Member brokers of Turquoise, the pan-European multilateral trading facility that started trading of all its stocks and markets last week, have been steadily increasing their use of the platform over the past week. But some are still exercising caution about posting orders in its dark pool.
“At this moment we are not systematically posting to the dark book,” Christopher McConville, executive director, direct execution services at investment bank UBS, told theTRADEnews.com. “This is a purposeful decision we have made, and we take that stand on every new venue that comes along. Likewise we periodically review existing venues connected to ensure our strategy is right for our client base.”
He added, “With Turquoise, we are sweeping and posting to the lit book but we are still watching the flow and seeing how the market evolves. With all new venues – for example Chi-X, Euro Millennium and Turquoise – we consider carefully how to interact with them, especially in their early stages.”
Turquoise’s minimum order-size requirements are preventing some brokers from doing large amounts of trading in its dark pool. Turquoise permits orders into the dark pool that are deemed large in size (LIS). This measurement varies by stock depending on its liquidity and market capitalisation.

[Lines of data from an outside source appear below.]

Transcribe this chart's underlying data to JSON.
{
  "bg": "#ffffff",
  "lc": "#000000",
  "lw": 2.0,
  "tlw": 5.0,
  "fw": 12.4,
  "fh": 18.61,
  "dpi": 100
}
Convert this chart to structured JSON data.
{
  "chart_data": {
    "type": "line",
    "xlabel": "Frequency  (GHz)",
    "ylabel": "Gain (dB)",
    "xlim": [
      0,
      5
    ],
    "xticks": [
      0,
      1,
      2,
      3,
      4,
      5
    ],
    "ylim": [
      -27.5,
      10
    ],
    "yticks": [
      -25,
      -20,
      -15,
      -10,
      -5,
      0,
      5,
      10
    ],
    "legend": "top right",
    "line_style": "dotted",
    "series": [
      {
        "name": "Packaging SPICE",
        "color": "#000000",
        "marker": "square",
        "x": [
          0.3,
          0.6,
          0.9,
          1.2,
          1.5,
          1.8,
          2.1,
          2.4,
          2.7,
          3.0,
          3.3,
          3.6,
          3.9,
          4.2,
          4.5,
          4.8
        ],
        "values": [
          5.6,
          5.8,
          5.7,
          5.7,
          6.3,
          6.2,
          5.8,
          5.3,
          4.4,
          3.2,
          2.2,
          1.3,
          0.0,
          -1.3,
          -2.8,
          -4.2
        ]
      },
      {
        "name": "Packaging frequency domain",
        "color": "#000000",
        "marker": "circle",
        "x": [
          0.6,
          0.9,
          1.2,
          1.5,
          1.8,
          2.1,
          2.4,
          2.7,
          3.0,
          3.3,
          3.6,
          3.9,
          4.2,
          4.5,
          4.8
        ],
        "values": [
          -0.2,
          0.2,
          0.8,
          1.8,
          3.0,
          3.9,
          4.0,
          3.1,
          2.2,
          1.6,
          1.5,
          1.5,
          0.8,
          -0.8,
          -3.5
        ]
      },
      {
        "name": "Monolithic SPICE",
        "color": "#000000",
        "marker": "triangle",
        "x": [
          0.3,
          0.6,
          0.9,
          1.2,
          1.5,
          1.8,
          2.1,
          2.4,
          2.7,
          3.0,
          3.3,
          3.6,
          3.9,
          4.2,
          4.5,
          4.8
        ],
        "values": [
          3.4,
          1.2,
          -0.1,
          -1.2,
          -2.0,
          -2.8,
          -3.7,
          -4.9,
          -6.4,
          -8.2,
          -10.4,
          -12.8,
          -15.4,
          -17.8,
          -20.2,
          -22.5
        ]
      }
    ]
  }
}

“The majority of orders we are routing down there are visible,” said Marc Salter, director of electronic execution at investment bank Citi. “We are not doing too much in the dark at the moment – largely because they have got minimum order sizes that you have to post in the dark and, at the moment, it is quite restrictive.”
The LIS restrictions are also limiting brokers’ ability to sweep Turquoise’s dark pool to hunt for liquidity. “I can understand having the LIS restriction on the dark posting side from a MiFID perspective but from a sweeping perspective it would be ideal if Turquoise could reduce that LIS number,” said McConville. “That means that, although it is still less likely I would post in the dark, my algorithm could sweep it for small sizes.” He adds that this would dramatically improve the bank’s chances of trading in Turquoise’s dark book algorithmically.
Eli Lederman, Turquoise’s CEO, said that developing the dark pool is next on Turquoise’s to-do list after achieving a steady state of growth in the visible order book. “That will mean working with members on their algorithms, direct market access businesses or electronic trading businesses to expose Turquoise functionality to the buy-side in a number of different ways,” he told the TRADEnews.com.
Lederman acknowledged the banks’ comments about trading restrictions in the dark pool, but said the size limits are unlikely to change. Nevertheless, he hinted that further services could be added to Turquoise that would accommodate different needs. “We are thinking about other things we can do that would be complementary to the model that we’ve implemented, but we continue to have a tremendous amount of faith in the model that we’ve got,” he said.
Turquoise’s soft launch phase has highlighted some areas for improvement, according to Lederman. “We have some tuning to do, and as we do that we expect the performance statistics – which are already very encouraging vis-a-vis the incumbent exchanges in particular – to improve pretty significantly as we make some adjustments.”
On Tuesday, Turquoise reported the total number of completed transaction at 40,000. According to Lederman, Turquoise is now capturing around 1% of market share across its trading footprint.
He stressed that the platform’s matching engine does not need adjusting. “It really is more on the network and network management side of things where we’re focused and where we are going to eliminate a pretty significant chunk of time between us and our members,” he said.
Trading in Turquoise is expected to hit full swing by mid-September, and the platform’s official public launch is scheduled for September 22.